Écluses de Pointe-des-Cascades : Le MTQ s’est rendu sur place pour trouver des solutions

À la suite de la noyade survenue le 1er juin aux écluses de Pointe-des-Cascades, le maire de la municipalité Gilles Sansterre a convoqué une rencontre d’urgence entre les différents acteurs impliqués dans la gestion du site. Cette rencontre se tenait la semaine dernière.

Le ministère des Transports (MTQ), la MRC de Vaudreuil-Soulanges, la députée Lucie Charlebois, la Sûreté du Québec, le Service de sécurité Incendie de Pointe-des-Cascades et le conseil municipal étaient en effet réunis le 21 juin, dans le but de faire le point sur la question de la sécurité aux écluses de Pointe-des-Cascades.

En plus de discuter des enjeux et des solutions possibles à court, moyen et long terme, le groupe a effectué une visite des lieux pour constater l’état des lieux.

D’emblée, le maire Gilles Sansterre s’est dit ravi de cette rencontre. « La rencontre a été très constructive et plusieurs pistes de solution ont été partagées », a-t-il exprimé.

Mesures à court terme

D’abord, à très court terme, le ministère des Transports s’est engagé à faire l’ajout d’une clôture et à procéder à l’installation d’affichage supplémentaire. D’ailleurs, comme l’ont suggéré de nombreux internautes à la suite de l’incident du 1er juin, une affiche indiquant le nombre d’accidents avec blessés et avec décès sera installée près de la zone dangereuse. Depuis 1998, 8 noyades sont survenues au site de l’écluse. Cela ne comprend pas les nombreux blessés, parfois graves, qui ont subi des fractures ou des commotions cérébrales sérieuses à la suite d’un saut.

Cette affiche sera également bonifiée des coûts associés aux différentes interventions au fil des années.
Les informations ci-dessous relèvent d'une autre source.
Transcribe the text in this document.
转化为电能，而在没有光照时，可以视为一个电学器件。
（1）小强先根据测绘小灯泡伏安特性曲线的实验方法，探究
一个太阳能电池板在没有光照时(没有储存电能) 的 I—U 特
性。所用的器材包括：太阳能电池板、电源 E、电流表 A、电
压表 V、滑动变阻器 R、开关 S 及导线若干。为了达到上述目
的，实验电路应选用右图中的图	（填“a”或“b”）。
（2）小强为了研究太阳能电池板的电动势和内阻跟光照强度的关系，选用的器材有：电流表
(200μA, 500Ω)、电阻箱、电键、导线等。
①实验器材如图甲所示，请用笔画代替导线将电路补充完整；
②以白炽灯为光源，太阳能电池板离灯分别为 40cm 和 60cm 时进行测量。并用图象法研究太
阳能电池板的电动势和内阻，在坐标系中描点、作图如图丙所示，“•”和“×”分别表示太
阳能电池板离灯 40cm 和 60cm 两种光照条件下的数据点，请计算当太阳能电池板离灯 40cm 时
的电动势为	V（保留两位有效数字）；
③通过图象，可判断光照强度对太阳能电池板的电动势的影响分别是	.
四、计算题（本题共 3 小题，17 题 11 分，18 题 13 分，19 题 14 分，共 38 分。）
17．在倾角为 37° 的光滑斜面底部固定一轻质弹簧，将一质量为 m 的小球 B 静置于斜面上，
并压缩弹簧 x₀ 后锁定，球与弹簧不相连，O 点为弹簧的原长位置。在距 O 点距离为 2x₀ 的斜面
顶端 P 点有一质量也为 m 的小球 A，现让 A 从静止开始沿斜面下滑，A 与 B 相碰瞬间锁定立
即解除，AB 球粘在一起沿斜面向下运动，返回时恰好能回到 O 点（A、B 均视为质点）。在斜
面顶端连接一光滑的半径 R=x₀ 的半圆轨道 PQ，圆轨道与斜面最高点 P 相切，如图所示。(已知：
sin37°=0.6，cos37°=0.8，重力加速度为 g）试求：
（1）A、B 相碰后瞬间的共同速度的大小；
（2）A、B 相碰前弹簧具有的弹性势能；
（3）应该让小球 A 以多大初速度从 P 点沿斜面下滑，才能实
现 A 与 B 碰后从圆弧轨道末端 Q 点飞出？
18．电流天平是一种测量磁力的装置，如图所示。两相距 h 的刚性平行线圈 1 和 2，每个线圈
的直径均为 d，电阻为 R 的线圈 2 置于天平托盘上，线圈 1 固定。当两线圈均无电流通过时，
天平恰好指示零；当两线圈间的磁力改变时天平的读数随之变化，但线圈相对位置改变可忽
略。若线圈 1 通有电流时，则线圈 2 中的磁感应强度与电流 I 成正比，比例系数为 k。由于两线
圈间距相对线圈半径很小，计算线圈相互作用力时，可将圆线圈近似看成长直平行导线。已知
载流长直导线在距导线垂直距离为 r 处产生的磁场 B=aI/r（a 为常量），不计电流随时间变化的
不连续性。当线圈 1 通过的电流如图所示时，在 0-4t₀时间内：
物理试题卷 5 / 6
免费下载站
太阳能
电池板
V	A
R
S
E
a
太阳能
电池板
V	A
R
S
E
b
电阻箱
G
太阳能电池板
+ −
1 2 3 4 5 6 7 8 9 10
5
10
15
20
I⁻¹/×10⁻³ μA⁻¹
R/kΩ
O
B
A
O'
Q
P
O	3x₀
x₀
Comme l’a laissé savoir le préfet de la MRC Patrick Bousez lors du bilan de cette rencontre, la vie humaine n’a aucun prix. Cette information supplémentaire apporte toutefois une autre dimension à la problématique.

Dans le but d’assurer une meilleure surveillance du site, il est aussi probable qu’un travail d’élagage de la végétation soit entrepris.

Miser sur la prévention

En plus de ces mesures à court terme, les acteurs présents à la rencontre ont tenté de trouver des pistes de solution à mettre en place pour limiter les tragédies sur le long terme. « Nous avons dû déterminer tous ensemble les limites à l’intérieur desquelles il est possible d’agir », a indiqué la députée Lucie Charlebois, faisant référence à la juridiction du site qui demeure entre les mains du ministère des Transports.

Ainsi, il a entre autres été discuté de l’éventualité de donner aux agents de la Sûreté du Québec le pouvoir d’émettre des constats d’infraction aux baigneurs; ce qu’ils ne peuvent pas faire actuellement. « Il s’agirait d’une mesure envisageable, mais il ne s’agit pas de LA solution miracle. Il est important de miser sur la sensibilisation avant la répression », expose Patrick Bousez. Et d’ajouter : « Je salue l’ouverture de tous les acteurs autour de la table. Nous avons tous un objectif commun: éviter d’autres tragédies. On peut trouver des solutions à court terme, mais une vaste campagne d’éducation sera nécessaire et cela commence à la maison ».

Des discussions entre le MTQ et la MRC ont été amorcées il y a quelque temps dans le but d’établir une vision et des projets structurants pour l’ensemble du canal Soulanges. Certaines idées provenant de cette réflexion pourront, à long terme, améliorer la sécurité du site.

Nombre d’interventions du Service de sécurité Incendie de Pointe-des-Cascades (blessés ou noyade)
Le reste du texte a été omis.